What Is a Secondary Market Annuity (SMA)?

A secondary market annuity (SMA) is a transaction in which the present owner of an income annuity trades their future income payments in favor of a lump sum payment. Annuities are typically designed to offer a steady stream of income for the owner either immediately or at some point in the future. However, a secondary market annuity allows an investor to take the one-time payment instead of a stream of payments over many years.

Key Takeaways

  • A secondary market annuity (SMA) is a transaction in which an income annuity is traded in favor of a lump sum payment.
  • Receiving annuity payments over many years may not be ideal for everyone; an SMA allows for the sale of the annuity for a fixed price.
  • Buyers of secondary market annuities can get paid a steady income stream with an attractive interest rate. They pay the lump sum to buy the SMA and then receive the income payments of the annuity.
  • Compared to similar annuity products, yields on secondary market annuities are typically higher because SMAs are sold at a discount to realize a lump-sum payment in advance.
  • Typically, secondary market annuities cannot be sold; the buyer must hold on to it for the life of the contract.

Understanding a Secondary Market Annuity (SMA)

Secondary market annuities began in the 1980s and have become a profitable business, catering to those who wish to receive a lump sum of cash and those who wish for high-yield investments with little to no risk.

Purchasing an annuity involves the investor paying for it via a series of payments, such as monthly, or as a lump sum payment. In turn, the financial provider, which might be an insurance company, agrees to pay back the owner a steady stream of payments.

If you have an annuity, it means you collect annual or monthly payments, usually for the rest of your life. Examples of annuity income streams include the following:

  • Insurance money
  • Lottery payoffs
  • Lawsuit settlements
  • Money left to someone as part of a will

Typically, annuities, with their continued, fixed income stream are ideal for individuals in retirement, who are guaranteed income during a period of their life when they won't be receiving a steady salary or wage. Depending on your situation, receiving annuity payments over several years may not be ideal, and you may be better off selling the annuity for a fixed price to a buyer interested in the annuity.

From the point of view of the buyer, secondary market annuities tend to have high interest rates and low risk, so they are a good long-term investment. Buyers of secondary market annuities should be financially stable enough to be able to invest a large amount of money without the option of pulling it out.

Secondary Market Annuity (SMA) Process

Secondary market annuities are often bought from the original owner with some type of involvement from intermediaries and courts. SMAs are usually underwritten by credit-rated insurance companies; the common issuers of the underlying annuities.
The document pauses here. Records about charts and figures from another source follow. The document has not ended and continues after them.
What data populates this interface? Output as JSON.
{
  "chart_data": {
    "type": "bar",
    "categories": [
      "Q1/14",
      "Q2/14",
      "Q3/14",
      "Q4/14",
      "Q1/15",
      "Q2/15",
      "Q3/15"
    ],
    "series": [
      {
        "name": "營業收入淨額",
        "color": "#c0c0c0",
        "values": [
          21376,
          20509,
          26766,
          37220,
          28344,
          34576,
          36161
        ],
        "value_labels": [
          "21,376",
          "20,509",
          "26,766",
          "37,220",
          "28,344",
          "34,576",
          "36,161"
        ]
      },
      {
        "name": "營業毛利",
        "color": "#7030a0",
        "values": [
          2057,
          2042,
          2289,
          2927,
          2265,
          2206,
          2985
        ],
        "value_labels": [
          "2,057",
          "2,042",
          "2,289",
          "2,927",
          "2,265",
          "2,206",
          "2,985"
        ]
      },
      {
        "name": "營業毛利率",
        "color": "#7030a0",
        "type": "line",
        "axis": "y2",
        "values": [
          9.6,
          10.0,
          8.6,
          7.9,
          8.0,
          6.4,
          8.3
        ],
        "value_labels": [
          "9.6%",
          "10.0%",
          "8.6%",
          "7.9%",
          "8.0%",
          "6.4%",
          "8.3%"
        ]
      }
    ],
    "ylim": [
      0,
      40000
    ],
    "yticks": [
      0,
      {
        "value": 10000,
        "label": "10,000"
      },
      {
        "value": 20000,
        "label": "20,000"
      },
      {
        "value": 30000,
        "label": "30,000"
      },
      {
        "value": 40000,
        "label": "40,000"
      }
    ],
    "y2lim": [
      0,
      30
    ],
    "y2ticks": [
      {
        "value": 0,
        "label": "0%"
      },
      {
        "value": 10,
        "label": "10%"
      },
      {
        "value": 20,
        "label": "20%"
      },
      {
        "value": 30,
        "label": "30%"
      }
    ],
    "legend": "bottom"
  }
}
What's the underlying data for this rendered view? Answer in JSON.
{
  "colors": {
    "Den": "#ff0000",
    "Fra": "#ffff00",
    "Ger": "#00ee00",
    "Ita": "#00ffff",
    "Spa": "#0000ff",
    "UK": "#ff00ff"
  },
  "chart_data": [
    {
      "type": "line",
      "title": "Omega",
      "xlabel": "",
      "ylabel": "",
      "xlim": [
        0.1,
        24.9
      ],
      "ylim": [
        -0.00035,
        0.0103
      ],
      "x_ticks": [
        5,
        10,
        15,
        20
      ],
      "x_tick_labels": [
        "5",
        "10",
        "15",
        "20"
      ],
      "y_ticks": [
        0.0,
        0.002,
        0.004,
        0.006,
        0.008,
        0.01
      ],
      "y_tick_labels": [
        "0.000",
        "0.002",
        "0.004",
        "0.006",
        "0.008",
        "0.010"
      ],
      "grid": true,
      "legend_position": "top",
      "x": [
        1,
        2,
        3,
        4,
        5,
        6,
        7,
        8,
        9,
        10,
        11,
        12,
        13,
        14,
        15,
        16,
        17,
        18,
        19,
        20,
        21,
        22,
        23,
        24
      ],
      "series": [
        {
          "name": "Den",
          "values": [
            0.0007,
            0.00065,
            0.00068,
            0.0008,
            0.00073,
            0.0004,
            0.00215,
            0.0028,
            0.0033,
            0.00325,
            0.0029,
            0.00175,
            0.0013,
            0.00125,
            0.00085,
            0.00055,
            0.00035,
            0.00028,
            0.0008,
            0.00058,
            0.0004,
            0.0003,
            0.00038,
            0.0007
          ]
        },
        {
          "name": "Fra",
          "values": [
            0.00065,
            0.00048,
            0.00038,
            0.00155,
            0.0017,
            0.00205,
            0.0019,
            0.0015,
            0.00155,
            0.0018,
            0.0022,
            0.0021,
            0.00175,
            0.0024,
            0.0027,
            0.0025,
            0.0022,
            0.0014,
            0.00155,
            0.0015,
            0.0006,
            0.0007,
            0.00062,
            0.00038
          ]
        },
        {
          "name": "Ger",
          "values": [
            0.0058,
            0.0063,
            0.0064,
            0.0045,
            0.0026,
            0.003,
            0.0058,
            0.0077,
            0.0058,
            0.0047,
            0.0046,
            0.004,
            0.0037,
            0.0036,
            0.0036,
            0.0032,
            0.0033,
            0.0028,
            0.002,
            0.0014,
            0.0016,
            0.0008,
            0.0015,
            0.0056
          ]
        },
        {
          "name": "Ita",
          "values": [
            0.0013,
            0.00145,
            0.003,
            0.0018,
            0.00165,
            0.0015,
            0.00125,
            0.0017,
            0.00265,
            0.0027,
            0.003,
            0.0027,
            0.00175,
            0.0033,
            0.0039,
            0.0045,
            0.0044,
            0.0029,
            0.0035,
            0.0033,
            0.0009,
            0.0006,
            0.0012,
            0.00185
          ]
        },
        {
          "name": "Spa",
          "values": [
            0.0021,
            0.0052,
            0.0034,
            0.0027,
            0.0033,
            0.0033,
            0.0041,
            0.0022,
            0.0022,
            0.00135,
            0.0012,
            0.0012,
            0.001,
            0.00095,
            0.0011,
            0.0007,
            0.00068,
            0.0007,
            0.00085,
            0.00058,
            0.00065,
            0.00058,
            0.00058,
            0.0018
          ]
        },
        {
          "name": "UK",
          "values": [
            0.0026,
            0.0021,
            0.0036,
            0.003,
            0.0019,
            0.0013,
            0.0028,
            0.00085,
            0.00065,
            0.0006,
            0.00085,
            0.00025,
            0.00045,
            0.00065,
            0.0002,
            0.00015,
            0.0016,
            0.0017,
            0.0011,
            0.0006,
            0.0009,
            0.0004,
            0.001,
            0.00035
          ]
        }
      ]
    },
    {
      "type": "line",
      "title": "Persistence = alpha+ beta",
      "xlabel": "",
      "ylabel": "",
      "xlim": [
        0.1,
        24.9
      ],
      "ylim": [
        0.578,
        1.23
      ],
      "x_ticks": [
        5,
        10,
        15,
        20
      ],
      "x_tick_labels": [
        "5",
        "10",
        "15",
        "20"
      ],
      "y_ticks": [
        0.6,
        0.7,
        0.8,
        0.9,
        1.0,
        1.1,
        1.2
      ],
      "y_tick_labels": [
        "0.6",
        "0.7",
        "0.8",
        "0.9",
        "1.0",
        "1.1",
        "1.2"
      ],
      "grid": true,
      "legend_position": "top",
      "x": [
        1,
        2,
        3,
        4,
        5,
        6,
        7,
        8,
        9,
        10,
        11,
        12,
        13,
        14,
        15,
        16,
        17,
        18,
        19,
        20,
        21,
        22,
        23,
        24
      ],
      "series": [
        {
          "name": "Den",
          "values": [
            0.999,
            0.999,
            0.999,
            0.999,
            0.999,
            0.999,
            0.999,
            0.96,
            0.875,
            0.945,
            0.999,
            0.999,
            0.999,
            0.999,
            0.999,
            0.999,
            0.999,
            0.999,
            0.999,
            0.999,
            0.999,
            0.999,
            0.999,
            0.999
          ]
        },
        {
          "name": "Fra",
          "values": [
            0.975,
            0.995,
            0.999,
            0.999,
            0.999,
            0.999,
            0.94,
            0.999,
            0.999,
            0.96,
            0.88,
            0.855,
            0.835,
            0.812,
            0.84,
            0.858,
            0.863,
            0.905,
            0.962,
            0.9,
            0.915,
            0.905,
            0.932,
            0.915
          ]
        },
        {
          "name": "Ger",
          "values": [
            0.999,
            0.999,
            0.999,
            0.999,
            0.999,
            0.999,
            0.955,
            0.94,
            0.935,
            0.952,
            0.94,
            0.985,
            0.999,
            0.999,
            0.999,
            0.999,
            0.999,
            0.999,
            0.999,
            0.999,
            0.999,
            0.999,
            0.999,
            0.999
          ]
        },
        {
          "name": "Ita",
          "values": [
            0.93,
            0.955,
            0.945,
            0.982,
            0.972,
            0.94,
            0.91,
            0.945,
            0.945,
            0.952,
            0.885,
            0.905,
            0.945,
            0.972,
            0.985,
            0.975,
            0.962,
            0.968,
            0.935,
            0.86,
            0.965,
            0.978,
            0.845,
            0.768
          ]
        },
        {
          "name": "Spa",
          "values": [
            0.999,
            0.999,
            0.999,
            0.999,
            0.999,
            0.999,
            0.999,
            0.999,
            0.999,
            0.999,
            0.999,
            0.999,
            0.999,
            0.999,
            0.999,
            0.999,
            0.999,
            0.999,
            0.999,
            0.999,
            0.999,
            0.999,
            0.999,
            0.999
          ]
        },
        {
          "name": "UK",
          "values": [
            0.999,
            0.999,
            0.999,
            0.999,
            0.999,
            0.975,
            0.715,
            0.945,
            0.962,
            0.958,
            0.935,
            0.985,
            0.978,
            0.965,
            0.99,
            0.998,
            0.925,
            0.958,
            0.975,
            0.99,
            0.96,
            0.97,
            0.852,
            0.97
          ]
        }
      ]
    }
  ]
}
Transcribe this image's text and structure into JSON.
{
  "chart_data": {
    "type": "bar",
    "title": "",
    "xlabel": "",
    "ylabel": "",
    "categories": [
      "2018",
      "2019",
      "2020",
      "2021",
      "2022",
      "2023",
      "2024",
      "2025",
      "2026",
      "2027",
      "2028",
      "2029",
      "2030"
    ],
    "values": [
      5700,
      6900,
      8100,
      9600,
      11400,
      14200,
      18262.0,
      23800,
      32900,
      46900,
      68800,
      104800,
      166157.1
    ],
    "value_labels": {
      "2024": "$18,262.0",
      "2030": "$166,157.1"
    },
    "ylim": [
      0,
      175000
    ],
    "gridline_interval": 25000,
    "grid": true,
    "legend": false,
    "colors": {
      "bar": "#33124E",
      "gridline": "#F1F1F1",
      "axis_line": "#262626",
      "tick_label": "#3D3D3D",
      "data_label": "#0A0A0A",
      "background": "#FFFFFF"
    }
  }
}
A secondary market annuity buyer can expect to receive annual payments and an interest rate, depending on the terms of the annuity. Compared to similar annuity products, yields on secondary market annuities are typically higher because SMAs are sold at a discount to realize a lump-sum payment in advance.

The typical terms for secondary market annuities range from five to 20 years, but they can be as short as one year or as long as 35. Secondary market annuities with deferred start dates and those that apply to longer amounts of time typically have the highest yields.

Once the transfer is made, the buyer of the secondary market annuity will receive payments from the original annuity insurance company or another entity. The annuity is still paid in the same way, but the recipient is different.

Special Considerations

Typically, secondary market annuities cannot be sold; the buyer must hold on to it for the life of the contract. The buyer cannot take out an advance on the payments. Also, there are often bureaucratic issues in the court that prevent secondary market annuities from being approved, so it might take longer than expected for a buyer to acquire the annuity and start receiving payments.